The record immediately sets the stage for vulnerability with its opening track, “When I Get There”, a grief anthem dedicated to her father’s death intensely reminiscent of the singer’s I’m Not Dead or Funhouse eras. Where Trustfall’s lead single, “Never Gonna Not Dance Again”, seemed to justify its reception as more forgettable dance-pop, the album’s title track solidifies the record as one of “low-level trauma”, as Pink characterizes it. “Close your eyes and leave it all behind,” she proclaims amidst EDM production that begs to be put on repeat. It’s not necessarily that pop singers grow up and get boring as the fandom chooses to believe. It’s that singers like Pink must be fully in their element to get their point across, which she is on Trustfall.

Aside from its first two singles, Trustfall consists mainly of ballads reflecting on life, loss, and the reality of living in an age of anxiety. She reminds her listener that heavy feelings are just turbulence while also grappling with her struggles with intimacy. “Wouldn’t you think by now I’d be ready?” she asks on “Feel Something”, a poignant examination of how life doesn’t magically solve itself by growing up and starting a family. Pink gets nostalgic and emotional elsewhere on “Kids in Love” or “Our Song”, but offerings like “Hate Me” make Trustfall sound like a full-circle moment for the singer in ways that Hurts 2B Human was just a collection of songs about how life is hard.

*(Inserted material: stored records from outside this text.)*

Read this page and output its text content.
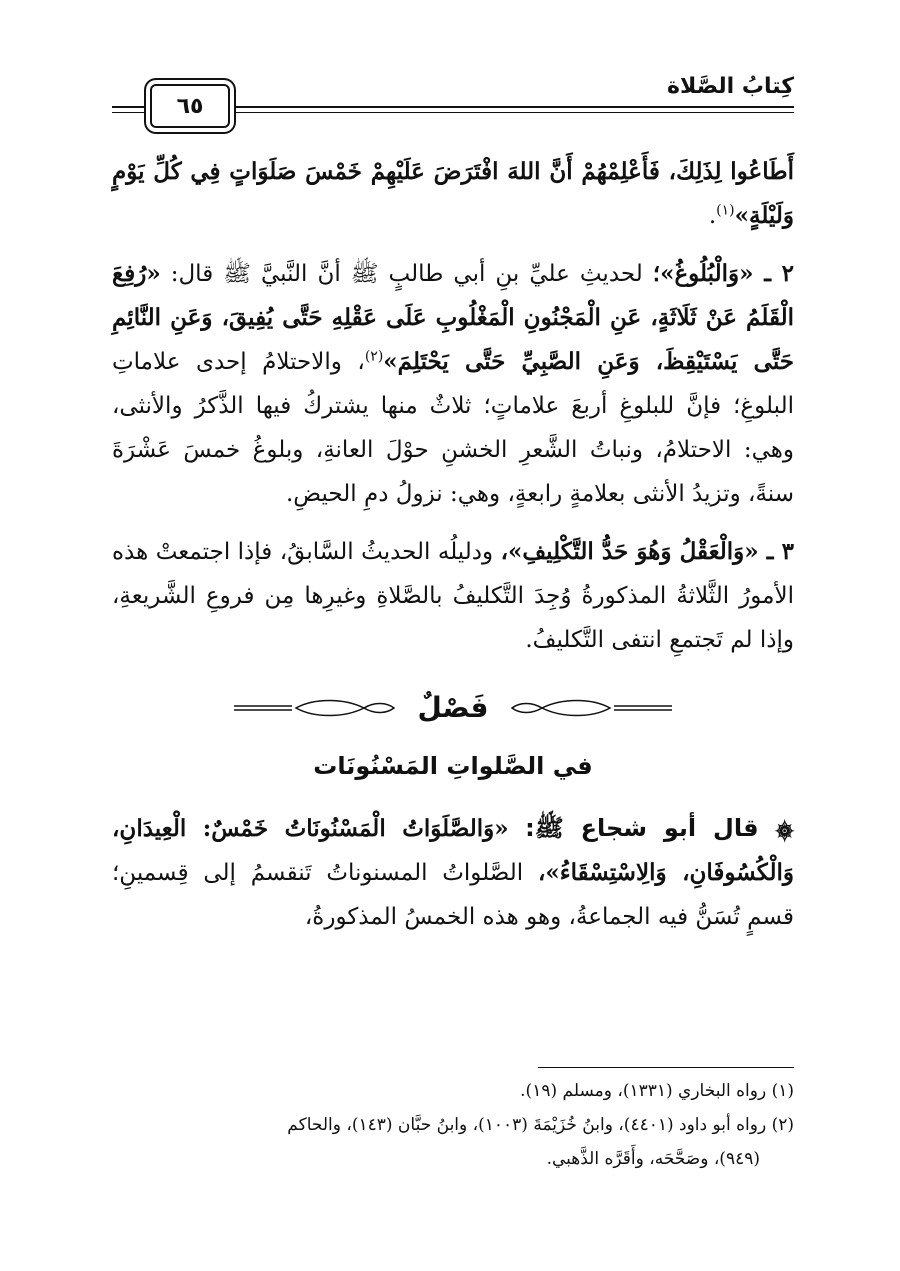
كِتابُ الصَّلاة
٦٥

أَطَاعُوا لِذَلِكَ، فَأَعْلِمْهُمْ أَنَّ اللهَ افْتَرَضَ عَلَيْهِمْ خَمْسَ صَلَوَاتٍ فِي كُلِّ يَوْمٍ وَلَيْلَةٍ»$^{(١)}$.

٢ ـ «وَالْبُلُوغُ»؛ لحديثِ عليِّ بنِ أبي طالبٍ ﷺ أنَّ النَّبيَّ ﷺ قال: «رُفِعَ الْقَلَمُ عَنْ ثَلَاثَةٍ، عَنِ الْمَجْنُونِ الْمَغْلُوبِ عَلَى عَقْلِهِ حَتَّى يُفِيقَ، وَعَنِ النَّائِمِ حَتَّى يَسْتَيْقِظَ، وَعَنِ الصَّبِيِّ حَتَّى يَحْتَلِمَ»$^{(٢)}$، والاحتلامُ إحدى علاماتِ البلوغِ؛ فإنَّ للبلوغِ أربعَ علاماتٍ؛ ثلاثٌ منها يشتركُ فيها الذَّكرُ والأنثى، وهي: الاحتلامُ، ونباتُ الشَّعرِ الخشنِ حوْلَ العانةِ، وبلوغُ خمسَ عَشْرَةَ سنةً، وتزيدُ الأنثى بعلامةٍ رابعةٍ، وهي: نزولُ دمِ الحيضِ.

٣ ـ «وَالْعَقْلُ وَهُوَ حَدُّ التَّكْلِيفِ»، ودليلُه الحديثُ السَّابقُ، فإذا اجتمعتْ هذه الأمورُ الثَّلاثةُ المذكورةُ وُجِدَ التَّكليفُ بالصَّلاةِ وغيرِها مِن فروعِ الشَّريعةِ، وإذا لم تَجتمعِ انتفى التَّكليفُ.

فَصْلٌ
في الصَّلواتِ المَسْنُونَات

۞ قال أبو شجاع ﷺ: «وَالصَّلَوَاتُ الْمَسْنُونَاتُ خَمْسٌ: الْعِيدَانِ، وَالْكُسُوفَانِ، وَالِاسْتِسْقَاءُ»، الصَّلواتُ المسنوناتُ تَنقسمُ إلى قِسمينِ؛ قسمٍ تُسَنُّ فيه الجماعةُ، وهو هذه الخمسُ المذكورةُ،

(١) رواه البخاري (١٣٣١)، ومسلم (١٩).
(٢) رواه أبو داود (٤٤٠١)، وابنُ خُزَيْمَةَ (١٠٠٣)، وابنُ حبَّان (١٤٣)، والحاكم
(٩٤٩)، وصَحَّحَه، وأَقَرَّه الذَّهبي.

“I’m the perfect bad guy,” she observes. “I’m the villain you made me / I’m the monster, you need me / Or it’s all on you.” It’s the most honest and reflective she’s been in years, subtly chronicling her coming of age as the antithesis of Britney Spears and Christina Aguilera in the early aughts to her continued presence in social activism through her lyrics and social media. Just last weekend, she clapped back at a Twitter troll trying to ignite shade between Pink and Xtina. “I’m zero percent interested in your fucking drama,” she wrote. “If you haven’t noticed, I’m a little busy selling.” She then clarified selling to not only mean tickets and albums but “bake sales and shit” as well.

Indeed, years after outgrowing her manufactured role as the “not like other girls” figure in pop music and culture, Pink has matured into a musician seldom other female pop singers reach. So what if we fall, as she suggests? Would life get easier? I want to think so.